In the final analysis, the moral dilemma is time delimited. In the years before a cure exists, we feel moral about inducing investment. In the years after the patent expires, we feel moral about allowing distribution to proceed under a marginal cost pricing model. During the relatively brief period of the patent’s life, however, we feel like we’re doing something wrong: sacrificing public health on the altar of private profit.

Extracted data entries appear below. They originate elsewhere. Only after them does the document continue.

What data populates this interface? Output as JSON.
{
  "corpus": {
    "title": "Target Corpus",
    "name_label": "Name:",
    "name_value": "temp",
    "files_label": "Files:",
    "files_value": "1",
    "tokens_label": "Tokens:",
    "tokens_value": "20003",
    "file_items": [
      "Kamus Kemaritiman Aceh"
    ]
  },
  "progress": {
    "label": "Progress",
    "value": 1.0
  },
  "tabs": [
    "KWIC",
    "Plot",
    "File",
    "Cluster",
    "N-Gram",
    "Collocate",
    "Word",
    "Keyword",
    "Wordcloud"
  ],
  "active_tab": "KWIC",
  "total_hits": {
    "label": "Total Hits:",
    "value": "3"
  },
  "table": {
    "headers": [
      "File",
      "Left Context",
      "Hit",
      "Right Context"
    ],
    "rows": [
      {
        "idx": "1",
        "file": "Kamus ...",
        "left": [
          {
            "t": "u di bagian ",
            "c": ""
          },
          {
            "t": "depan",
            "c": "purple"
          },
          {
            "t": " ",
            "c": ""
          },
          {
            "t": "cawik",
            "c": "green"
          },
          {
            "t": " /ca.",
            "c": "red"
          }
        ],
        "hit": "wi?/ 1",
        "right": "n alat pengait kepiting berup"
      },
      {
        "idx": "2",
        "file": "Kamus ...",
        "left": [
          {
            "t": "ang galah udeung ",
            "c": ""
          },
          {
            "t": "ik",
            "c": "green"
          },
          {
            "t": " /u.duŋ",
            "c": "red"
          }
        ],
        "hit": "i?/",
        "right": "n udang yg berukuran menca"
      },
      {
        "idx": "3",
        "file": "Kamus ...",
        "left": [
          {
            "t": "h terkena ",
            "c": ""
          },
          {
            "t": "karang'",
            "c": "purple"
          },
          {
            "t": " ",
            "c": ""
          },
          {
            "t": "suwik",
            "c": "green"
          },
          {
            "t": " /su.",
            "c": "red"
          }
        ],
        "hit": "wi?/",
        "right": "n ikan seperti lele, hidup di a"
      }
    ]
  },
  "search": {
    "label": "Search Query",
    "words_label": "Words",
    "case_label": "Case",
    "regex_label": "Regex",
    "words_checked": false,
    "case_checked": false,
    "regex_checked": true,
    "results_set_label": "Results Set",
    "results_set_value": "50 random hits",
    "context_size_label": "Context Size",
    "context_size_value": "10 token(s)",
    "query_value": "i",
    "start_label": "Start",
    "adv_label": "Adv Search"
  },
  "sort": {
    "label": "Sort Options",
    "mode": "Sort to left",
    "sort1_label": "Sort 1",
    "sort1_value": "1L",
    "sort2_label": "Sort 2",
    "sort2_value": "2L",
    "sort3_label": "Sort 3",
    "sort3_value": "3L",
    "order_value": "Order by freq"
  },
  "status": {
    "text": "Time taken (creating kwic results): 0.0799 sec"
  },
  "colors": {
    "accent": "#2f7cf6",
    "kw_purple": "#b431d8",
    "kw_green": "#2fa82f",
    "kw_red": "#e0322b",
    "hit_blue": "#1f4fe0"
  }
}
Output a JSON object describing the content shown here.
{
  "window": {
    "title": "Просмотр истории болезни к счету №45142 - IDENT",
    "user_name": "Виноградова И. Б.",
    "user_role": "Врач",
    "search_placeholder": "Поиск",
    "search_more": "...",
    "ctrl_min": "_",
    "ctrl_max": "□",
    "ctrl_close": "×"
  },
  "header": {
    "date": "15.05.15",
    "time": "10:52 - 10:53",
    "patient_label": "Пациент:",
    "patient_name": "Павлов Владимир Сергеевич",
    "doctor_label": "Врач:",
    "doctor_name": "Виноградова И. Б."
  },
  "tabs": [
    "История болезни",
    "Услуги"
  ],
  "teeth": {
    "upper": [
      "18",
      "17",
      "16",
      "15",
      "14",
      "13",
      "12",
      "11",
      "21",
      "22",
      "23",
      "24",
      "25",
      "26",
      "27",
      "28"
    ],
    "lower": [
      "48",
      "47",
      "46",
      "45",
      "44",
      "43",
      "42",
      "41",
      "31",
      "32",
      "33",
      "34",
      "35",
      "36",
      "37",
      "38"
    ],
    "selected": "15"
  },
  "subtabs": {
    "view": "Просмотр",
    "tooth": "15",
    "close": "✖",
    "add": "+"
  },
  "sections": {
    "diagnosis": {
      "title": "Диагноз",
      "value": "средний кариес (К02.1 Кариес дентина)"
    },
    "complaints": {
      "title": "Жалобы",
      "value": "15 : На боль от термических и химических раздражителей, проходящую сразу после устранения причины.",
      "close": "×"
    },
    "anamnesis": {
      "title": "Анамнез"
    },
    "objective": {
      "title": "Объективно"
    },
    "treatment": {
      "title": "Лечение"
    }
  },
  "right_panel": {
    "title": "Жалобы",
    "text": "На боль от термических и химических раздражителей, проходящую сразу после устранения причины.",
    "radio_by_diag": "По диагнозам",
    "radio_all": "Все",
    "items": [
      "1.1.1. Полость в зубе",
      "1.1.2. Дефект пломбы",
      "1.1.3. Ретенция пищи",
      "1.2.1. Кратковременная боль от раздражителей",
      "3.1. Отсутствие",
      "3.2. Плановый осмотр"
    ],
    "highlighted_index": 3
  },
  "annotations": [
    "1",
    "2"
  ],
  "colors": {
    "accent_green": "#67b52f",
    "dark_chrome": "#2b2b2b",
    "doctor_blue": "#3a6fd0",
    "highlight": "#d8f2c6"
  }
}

My contention is that a moral system must recognize all three time windows--and note that we’re clearly doing the right thing in all but the narrowest of them (where reasonable doubt can remain). That doesn’t mean that we shouldn’t fix the system to be better. Nor, for that matter, does it mean that anyone should overpay. Perhaps a U.S. patent without any worldwide counterparts would suffice to motivate investment. In that case, the monopoly prices that Americans pay for prescription drugs and patented healthcare procedures would become a form of foreign aid--a subsidy that we absorb to make such remedies affordable worldwide. These are all legitimate perspectives.
No matter how you cut it, though, I keep coming out at the same place: the moral calculus emerges from the economic calculus.